According to Dr Abidin, a creator’s relationship offers additional commercial and professional advantages.
Creators have additional ways to sell themselves to advertisers for sponsorships and branded content: by themselves, with just their partner or with the couple. Many agencies will sell influencer couples, which opens the pair up to new brand opportunities as well.
“From a brand perspective, it allows them to offer up a new narrative or plot line,” Dr Abidin said.
And there’s even the practical aspect of being an influencer. The stereotypical ‘influencer boyfriend’ — the partner who takes the photographs while the creator poses — plays an important role in producing the content that creators use.
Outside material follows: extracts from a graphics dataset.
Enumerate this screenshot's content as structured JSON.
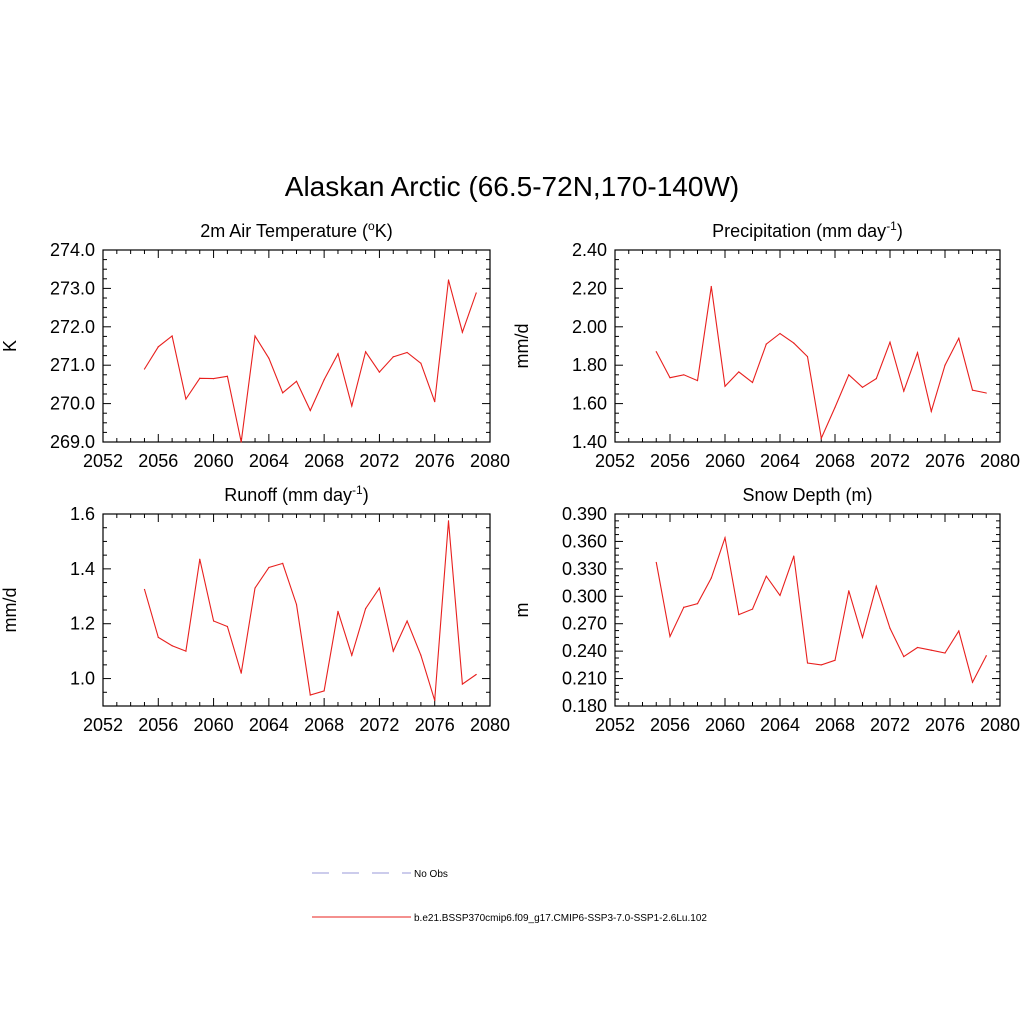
{
  "title": "Alaskan Arctic (66.5-72N,170-140W)",
  "colors": {
    "series": "#e8201e",
    "obs": "#9a9ad8",
    "axis": "#000000"
  },
  "legend": {
    "entries": [
      {
        "label": "No Obs",
        "style": "dashed",
        "color": "#9a9ad8"
      },
      {
        "label": "b.e21.BSSP370cmip6.f09_g17.CMIP6-SSP3-7.0-SSP1-2.6Lu.102",
        "style": "solid",
        "color": "#e8201e"
      }
    ]
  },
  "chart_data": [
    {
      "type": "line",
      "title_main": "2m Air Temperature (",
      "title_sup": "o",
      "title_rest": "K)",
      "ylabel": "K",
      "xlim": [
        2052,
        2080
      ],
      "xticks": [
        "2052",
        "2056",
        "2060",
        "2064",
        "2068",
        "2072",
        "2076",
        "2080"
      ],
      "ylim": [
        269.0,
        274.0
      ],
      "yticks": [
        "269.0",
        "270.0",
        "271.0",
        "272.0",
        "273.0",
        "274.0"
      ],
      "x": [
        2055,
        2056,
        2057,
        2058,
        2059,
        2060,
        2061,
        2062,
        2063,
        2064,
        2065,
        2066,
        2067,
        2068,
        2069,
        2070,
        2071,
        2072,
        2073,
        2074,
        2075,
        2076,
        2077,
        2078,
        2079
      ],
      "y": [
        270.9,
        271.48,
        271.76,
        270.12,
        270.66,
        270.65,
        270.71,
        269.0,
        271.76,
        271.18,
        270.28,
        270.58,
        269.82,
        270.62,
        271.3,
        269.94,
        271.35,
        270.82,
        271.22,
        271.33,
        271.05,
        270.05,
        273.22,
        271.86,
        272.88
      ]
    },
    {
      "type": "line",
      "title_main": "Precipitation (mm day",
      "title_sup": "-1",
      "title_rest": ")",
      "ylabel": "mm/d",
      "xlim": [
        2052,
        2080
      ],
      "xticks": [
        "2052",
        "2056",
        "2060",
        "2064",
        "2068",
        "2072",
        "2076",
        "2080"
      ],
      "ylim": [
        1.4,
        2.4
      ],
      "yticks": [
        "1.40",
        "1.60",
        "1.80",
        "2.00",
        "2.20",
        "2.40"
      ],
      "x": [
        2055,
        2056,
        2057,
        2058,
        2059,
        2060,
        2061,
        2062,
        2063,
        2064,
        2065,
        2066,
        2067,
        2068,
        2069,
        2070,
        2071,
        2072,
        2073,
        2074,
        2075,
        2076,
        2077,
        2078,
        2079
      ],
      "y": [
        1.87,
        1.735,
        1.75,
        1.72,
        2.21,
        1.69,
        1.765,
        1.71,
        1.91,
        1.965,
        1.915,
        1.845,
        1.42,
        1.58,
        1.75,
        1.685,
        1.73,
        1.92,
        1.665,
        1.865,
        1.56,
        1.8,
        1.94,
        1.67,
        1.655
      ]
    },
    {
      "type": "line",
      "title_main": "Runoff (mm day",
      "title_sup": "-1",
      "title_rest": ")",
      "ylabel": "mm/d",
      "xlim": [
        2052,
        2080
      ],
      "xticks": [
        "2052",
        "2056",
        "2060",
        "2064",
        "2068",
        "2072",
        "2076",
        "2080"
      ],
      "ylim": [
        0.9,
        1.6
      ],
      "yticks": [
        "1.0",
        "1.2",
        "1.4",
        "1.6"
      ],
      "ytick_values": [
        1.0,
        1.2,
        1.4,
        1.6
      ],
      "x": [
        2055,
        2056,
        2057,
        2058,
        2059,
        2060,
        2061,
        2062,
        2063,
        2064,
        2065,
        2066,
        2067,
        2068,
        2069,
        2070,
        2071,
        2072,
        2073,
        2074,
        2075,
        2076,
        2077,
        2078,
        2079
      ],
      "y": [
        1.325,
        1.15,
        1.12,
        1.1,
        1.435,
        1.21,
        1.19,
        1.02,
        1.33,
        1.405,
        1.42,
        1.27,
        0.94,
        0.955,
        1.245,
        1.085,
        1.255,
        1.33,
        1.1,
        1.21,
        1.085,
        0.92,
        1.575,
        0.98,
        1.015
      ]
    },
    {
      "type": "line",
      "title_main": "Snow Depth (m)",
      "title_sup": "",
      "title_rest": "",
      "ylabel": "m",
      "xlim": [
        2052,
        2080
      ],
      "xticks": [
        "2052",
        "2056",
        "2060",
        "2064",
        "2068",
        "2072",
        "2076",
        "2080"
      ],
      "ylim": [
        0.18,
        0.39
      ],
      "yticks": [
        "0.180",
        "0.210",
        "0.240",
        "0.270",
        "0.300",
        "0.330",
        "0.360",
        "0.390"
      ],
      "x": [
        2055,
        2056,
        2057,
        2058,
        2059,
        2060,
        2061,
        2062,
        2063,
        2064,
        2065,
        2066,
        2067,
        2068,
        2069,
        2070,
        2071,
        2072,
        2073,
        2074,
        2075,
        2076,
        2077,
        2078,
        2079
      ],
      "y": [
        0.337,
        0.256,
        0.288,
        0.292,
        0.32,
        0.364,
        0.28,
        0.286,
        0.322,
        0.301,
        0.344,
        0.227,
        0.225,
        0.23,
        0.306,
        0.255,
        0.311,
        0.265,
        0.234,
        0.244,
        0.241,
        0.238,
        0.262,
        0.206,
        0.235
      ]
    }
  ]
}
Even breaking off a relationship can be beneficial if done right. In August this year, Australian online fitness entrepreneur Kayla Itsines and her partner Tobi Pearce posted they were breaking off their engagement.
Prior to the announcement, Pearce’s Instagram was haemorrhaging followers. But on the day of the post, thousands of people followed his account.
But Dr Abidin warns that there exists a lot of risk associated with de-coupling, including the breakdown of a business relationship, the loss of advertising opportunities and the reaction from fans and followers.
“Most influencers will announce a breakup weeks or months after the event, so they can package it properly,” she said.
And while there are many ways in which a relationship can be used by creators as part of their work, Dr Abidin cautions that it’s not possible for everyone.
Some creators may not want their relationship in the public eye. Others may find that their relationship could damage their appeal, like for creators who build their audience around being single.
And in some cases, creators have chosen to hide their same-sex relationships and even engage in faux-relationships publicly in countries where same-sex attraction remains illegal or taboo, Dr Abidin said.
While these relationships may be real, online creators treat them as they do other parts of their lives: as something to be manufactured, captured and broadcast.